S : J'avais un premier groupe mais je me rappelle plus du nom. Ça devait être un truc à la con avec trois lettres [rires]. A l'époque il fallait absolument qu'il y ait trois lettres et qu'elles veuillent dire quelque chose ! On se retrouvait le samedi après-midi chez un des gars, mais je me rappelle déjà qu'à ce moment-là j'étais le plus motivé des trois. Eux prenaient ça à la rigolade, moi je voulais quand même faire ça bien. Je me disais : "Si un jour il y a un plan pour faire un concert, faut pas qu'on passe pour des charlots !"
C'est à cette période, vers 1992, que j'ai rencontré Djel à une soirée. Le feeling est bien passé et on a commencé à se voir. Lui était vraiment à fond dedans vu qu'il venait de Belsunce où traînaient beaucoup IAM. Freeman et Kephren y habitaient. L'équipe a commencé à s'agrandir et Djel s'est mis à bosser avec Namor aussi.

A : Tu rencontres les autres futurs-membres de la FF petit à petit ?

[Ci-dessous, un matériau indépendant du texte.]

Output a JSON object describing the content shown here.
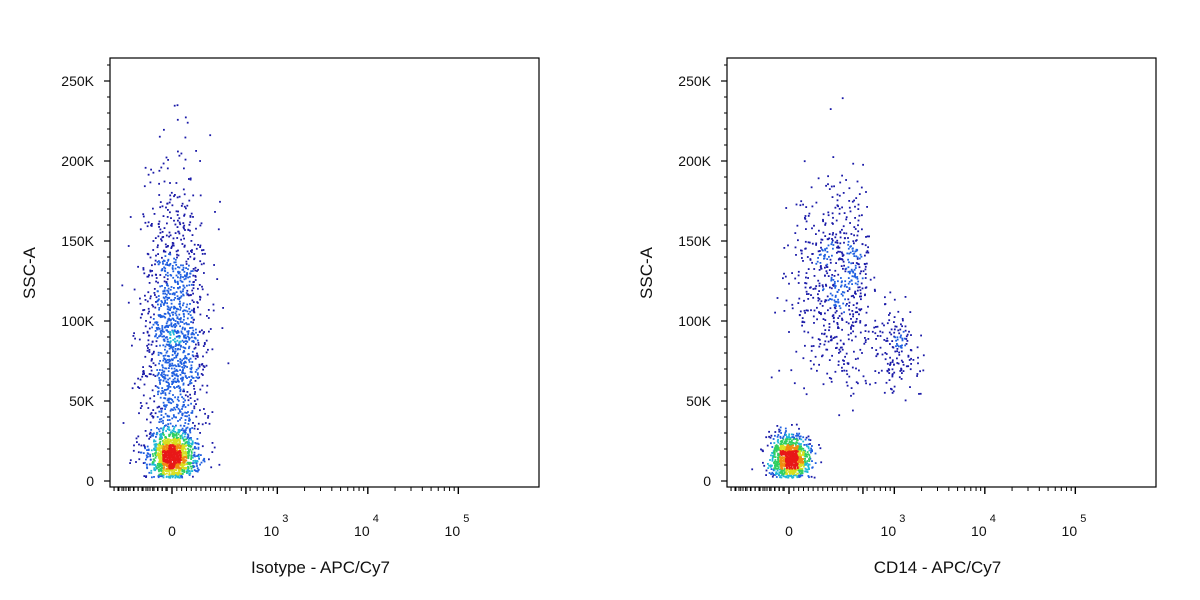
{
  "chart_data": [
    {
      "type": "scatter",
      "style": "pseudocolor density dot plot",
      "xlabel": "Isotype - APC/Cy7",
      "ylabel": "SSC-A",
      "xscale": "biexponential",
      "ylim": [
        0,
        262144
      ],
      "yticks": [
        {
          "value": 0,
          "label": "0"
        },
        {
          "value": 50000,
          "label": "50K"
        },
        {
          "value": 100000,
          "label": "100K"
        },
        {
          "value": 150000,
          "label": "150K"
        },
        {
          "value": 200000,
          "label": "200K"
        },
        {
          "value": 250000,
          "label": "250K"
        }
      ],
      "xticks": [
        {
          "value": 0,
          "label": "0"
        },
        {
          "value": 1000,
          "base": "10",
          "exp": "3"
        },
        {
          "value": 10000,
          "base": "10",
          "exp": "4"
        },
        {
          "value": 100000,
          "base": "10",
          "exp": "5"
        }
      ],
      "populations": [
        {
          "x_center": 0,
          "x_spread": 60,
          "y_center": 16000,
          "y_spread": 8000,
          "count": 1100
        },
        {
          "x_center": 10,
          "x_spread": 85,
          "y_center": 90000,
          "y_spread": 45000,
          "count": 1400
        }
      ],
      "density_colors": [
        "#1a1aa8",
        "#1f5fe0",
        "#1fb8d8",
        "#30d060",
        "#d8e020",
        "#f08c10",
        "#e81818"
      ]
    },
    {
      "type": "scatter",
      "style": "pseudocolor density dot plot",
      "xlabel": "CD14 - APC/Cy7",
      "ylabel": "SSC-A",
      "xscale": "biexponential",
      "ylim": [
        0,
        262144
      ],
      "yticks": [
        {
          "value": 0,
          "label": "0"
        },
        {
          "value": 50000,
          "label": "50K"
        },
        {
          "value": 100000,
          "label": "100K"
        },
        {
          "value": 150000,
          "label": "150K"
        },
        {
          "value": 200000,
          "label": "200K"
        },
        {
          "value": 250000,
          "label": "250K"
        }
      ],
      "xticks": [
        {
          "value": 0,
          "label": "0"
        },
        {
          "value": 1000,
          "base": "10",
          "exp": "3"
        },
        {
          "value": 10000,
          "base": "10",
          "exp": "4"
        },
        {
          "value": 100000,
          "base": "10",
          "exp": "5"
        }
      ],
      "populations": [
        {
          "x_center": 0,
          "x_spread": 50,
          "y_center": 15000,
          "y_spread": 7000,
          "count": 1000
        },
        {
          "x_center": 250,
          "x_spread": 120,
          "y_center": 125000,
          "y_spread": 30000,
          "count": 650
        },
        {
          "x_center": 1000,
          "x_spread": 300,
          "y_center": 80000,
          "y_spread": 15000,
          "count": 170
        }
      ],
      "density_colors": [
        "#1a1aa8",
        "#1f5fe0",
        "#1fb8d8",
        "#30d060",
        "#d8e020",
        "#f08c10",
        "#e81818"
      ]
    }
  ]
}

S : Un jour Djel m'a dit qu'il connaissait deux gars sur Toulouse qui étaient selon lui vraiment puissants, et qui se sont avérés être Pone et Don Choa – ils faisaient partie de 313, un collectif de graffeurs marseillais et toulousains qui a retourné tout le sud. Pone venait souvent sur Marseille parce que sa petite amie y vivait. Très important les petites amies dans le rap !
Donc Djel me présente Pone. Il a dû me prendre pour un fou parce que je faisais des trucs pas très catholiques en parallèle et que ce soir-là j'avais pas mal de choses sur moi ! Il m'a laissé une cassette d'instrus. A l'époque, je ne rappais que sur des faces b : à Marseille, il n'y avait, en comptant Imhotep, que deux ou trois mecs qui avaient un sampler. J'ai halluciné sur ses prods, faites sur un matos qu'on lui avait prêté. J'ai passé l'été à écrire dessus.
Peu de temps après, il m'a présenté Choa, qui en 1993 était déjà très très bon, mélangeait rap et ragga... Ça a été un choc de voir un mec si jeune et déjà si fort ! Comme le feeling passait bien, on s'est dit qu'on allait tenter de faire quelque chose ensemble malgré la distance. Puis Pone s'est installé à Marseille. Du coup, Choa pouvait descendre plus souvent. On se voit beaucoup plus et on commence à faire des titres.
De mon côté, je continue à bosser avec Namor aussi, donc je fais collaborer Pone et Choa avec lui... On avait vraiment un putain de crew, avec danseurs, graffeurs... On commence à faire parler de nous...

A : Comment vous rencontrez Le Rat et Menzo ?

S : Pone s'était inscrit dans un sorte d'atelier d'art, un truc un peu social, pour les jeunes instables ou en perdition qu'on essayait de rattraper par le biais de la culture [sourire]. C'est là qu'il rencontre Le Rat, qui devait avoir 16 ou 17 ans... Le Rat allait là-bas parce qu'il y avait un ordinateur et un logiciel pour faire de la musique. C'était le seul truc qui le poussait à y aller. Il était toujours le premier à l'ouverture, avant même la femme qui s'occupait de l'atelier ! Le premier arrivé et le dernier parti... Et ça l'a suivi pour tout.
Donc avec Pone ils se rendent compte tous les deux qu'ils sont bousillés de son. Le Rat lui explique qu'il rappe avec un pote de son quartier, qui s'appelle Menzo, et Pone leur refile des instrus. Ce qui fait que Pone se retrouve à bosser avec eux deux d'un côté et avec Choa et moi de l'autre, avec Djel qui navigue aussi entre les deux et Namor au milieu de tout ça.